This is the first piece from a series which will guide you step by step through an exhaustive personalization strategy.
Do I need a personalization strategy?
It’s been several years now since we’ve been talking about personalization and custom experiences that value individuals. Personalization has extended from ecommerce and marketing, towards B2B, finance, hospitality and within many other departments related to user experience. Its importance is no longer debatable across industries, but it is only growing. Nevertheless, studies have shown that companies fail to successfully deliver personalization across user journeys which creates frustration among consumers.
There are various reasons why a personalization initiative can fail along the way, considering that great personalization is a golden ratio between technology, design and user experience. However, one of the most prominent reasons why marketing success stagnates is lack of a detailed, documented strategy.
The benefits of having a well-defined personalization strategy are undeniable. A good strategy and its integration within the organization create a unified approach for all involved departments, focusing various teams on common goals. It will promote communication and transparency across functions and towards management and sponsors of the initiative. It will promote a test & learn culture, encouraging to pay attention to the customer and data. As for the customer, a personalization strategy will diminish the risk of inconsistent user journeys and it will set a shared tone of voice.

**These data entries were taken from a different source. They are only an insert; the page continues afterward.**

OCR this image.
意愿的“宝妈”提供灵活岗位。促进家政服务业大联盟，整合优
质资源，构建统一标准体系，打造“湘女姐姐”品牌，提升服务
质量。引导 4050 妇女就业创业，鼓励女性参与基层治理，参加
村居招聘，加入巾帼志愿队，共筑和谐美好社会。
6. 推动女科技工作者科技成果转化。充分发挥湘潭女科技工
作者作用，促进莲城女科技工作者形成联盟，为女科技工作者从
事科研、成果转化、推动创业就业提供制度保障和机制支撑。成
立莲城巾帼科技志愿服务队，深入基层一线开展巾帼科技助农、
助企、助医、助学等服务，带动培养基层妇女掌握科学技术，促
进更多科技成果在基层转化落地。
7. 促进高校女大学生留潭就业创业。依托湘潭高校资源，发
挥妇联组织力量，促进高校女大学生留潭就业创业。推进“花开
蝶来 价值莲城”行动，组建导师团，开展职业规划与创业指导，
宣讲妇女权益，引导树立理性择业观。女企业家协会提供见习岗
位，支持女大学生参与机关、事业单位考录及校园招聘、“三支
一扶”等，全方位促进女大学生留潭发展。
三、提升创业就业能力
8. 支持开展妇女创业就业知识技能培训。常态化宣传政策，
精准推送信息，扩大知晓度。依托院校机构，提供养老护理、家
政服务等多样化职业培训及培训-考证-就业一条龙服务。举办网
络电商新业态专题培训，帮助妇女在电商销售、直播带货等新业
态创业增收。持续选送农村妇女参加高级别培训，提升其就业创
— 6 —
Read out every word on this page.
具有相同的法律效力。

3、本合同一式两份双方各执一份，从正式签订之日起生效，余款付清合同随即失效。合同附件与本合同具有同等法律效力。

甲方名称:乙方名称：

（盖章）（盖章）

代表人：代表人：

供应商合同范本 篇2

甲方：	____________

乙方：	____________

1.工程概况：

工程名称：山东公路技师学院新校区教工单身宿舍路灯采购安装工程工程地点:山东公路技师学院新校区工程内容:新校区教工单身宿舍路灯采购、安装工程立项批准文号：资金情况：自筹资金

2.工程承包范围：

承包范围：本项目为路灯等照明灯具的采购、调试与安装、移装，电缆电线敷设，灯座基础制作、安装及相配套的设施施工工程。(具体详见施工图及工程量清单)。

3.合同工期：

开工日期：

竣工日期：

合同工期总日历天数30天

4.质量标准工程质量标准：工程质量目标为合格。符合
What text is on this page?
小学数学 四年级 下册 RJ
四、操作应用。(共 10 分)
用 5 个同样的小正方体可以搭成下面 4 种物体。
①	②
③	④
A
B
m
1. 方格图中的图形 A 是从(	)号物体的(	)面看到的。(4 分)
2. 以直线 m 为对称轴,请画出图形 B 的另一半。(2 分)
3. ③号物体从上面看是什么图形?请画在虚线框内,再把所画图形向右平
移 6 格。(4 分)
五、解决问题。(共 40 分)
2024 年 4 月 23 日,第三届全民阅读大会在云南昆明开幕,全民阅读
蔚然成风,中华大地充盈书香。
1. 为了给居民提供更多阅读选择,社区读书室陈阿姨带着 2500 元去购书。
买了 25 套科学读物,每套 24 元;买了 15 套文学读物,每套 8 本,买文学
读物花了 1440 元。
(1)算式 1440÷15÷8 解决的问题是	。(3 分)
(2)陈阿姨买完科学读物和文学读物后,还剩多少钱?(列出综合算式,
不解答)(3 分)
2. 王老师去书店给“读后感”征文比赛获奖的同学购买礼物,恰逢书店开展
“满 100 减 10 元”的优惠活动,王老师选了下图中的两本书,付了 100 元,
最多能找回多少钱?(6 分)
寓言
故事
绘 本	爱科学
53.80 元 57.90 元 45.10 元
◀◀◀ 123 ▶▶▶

You might still be thinking whether you really need a personalization strategy before kicking off with the implementation. “Shouldn’t I start implementing stuff, testing them and figuring out what works and what doesn’t for my company?” Yes and no. Yes, testing is at the core of an agile personalization and quick wins will start returning your investments. However, what you choose to test and with what priority will be decided by your strategy.
What is a personalization strategy?
Having a personalization strategy doesn’t mean implementing a few personalization tactics and see how these perform. Tactics cannot be scaled. But rather it means implementing what matters to the customer in a way that supports business objectives.
It means having a clear direction and a documented roadmap with possibilities and opportunities that to be explored. It means knowing how to measure success or failure and how to learn from it. It means understanding that personalization is no longer just a trick to increase sales, but a new way of working across the organization that keeps the customer at the core.
Strategizing personalization means moving beyond reactive actions towards proactivity. Which will essentially give you more control over the situation and results. Additionally, it will put you ahead of your competitors. Don’t get me wrong, you’ll probably still have to adjust your plans and actions based on your results, but you will be less opportunistic and will have an overall direction and a data-driven message that you will be delivering in a consistent way.
What are the elements of a good personalization strategy?
We included 8 main elements for you to consider when building a personalization strategy.
- Company’s strategy and priorities
- Problem to be solved
- KPIs and Metrics
- Time and Resources
- Personalization tactics
- Results measurement
Over the next posts, we will take you through each of these elements and hopefully make them easier to understand and approach. Stay close and feel free to ask questions anytime you feel like you need more information.
“Would you tell me, please, which way I ought to go from here?”
“That depends a good deal on where you want to get to,” said the Cat.
“I don’t much care where —” said Alice.